Air mataku terus jatuh ketika dengan susah payah dia menyelesaikan  lagu tersebut. Meski sudah tidak ada lagi harapan Samuel tetap percaya  mujizat itu ada.
“Selamat natal ya ko,” ucapnya dengan sangat pelan.
“Selamat natal juga sayang.”
“Ko…”
“Iya, sayang!”
“Koko bisa nyanyikan aku lagi malam kudus?
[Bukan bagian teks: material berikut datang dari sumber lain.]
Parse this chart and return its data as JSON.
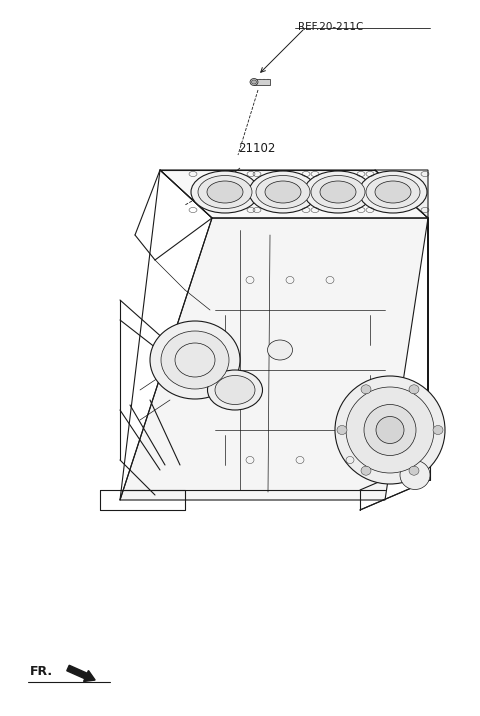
{
  "background_color": "#ffffff",
  "line_color": "#1a1a1a",
  "fig_width": 4.8,
  "fig_height": 7.16,
  "dpi": 100,
  "ref_label": "REF.20-211C",
  "part_label": "21102",
  "fr_label": "FR."
}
Tapi pake bahasa inggris.”
Tanpa berpikir panjang aku memenuhi permintaan Samuel.
Silent night, holy night
All is calm and all is bright
Round yon virgin mother and child
Holy infant so tender and mild
Sleep in heavenly peace
Sleep in heavenly peace
Silent night, holy night
Shepherds quake at the sight
Glories stream from Heaven afar
Heavenly hosts sing halleluia
Christ the savior is born
Christ our savior is born
Silent night, holy night
Son of God
Love’s pure light
Radiant beams from thy holy face
With the dawn of redeeming grace
Jesus Lord at thy birth
Jesus Lord at thy birth
Halleluia!
Halleluia!
Halleluia!
Christ the savior is born
Tangan kanan Samuel mendekap boneka Tazmanianya sementara tangan kirinya menggengam tanganku.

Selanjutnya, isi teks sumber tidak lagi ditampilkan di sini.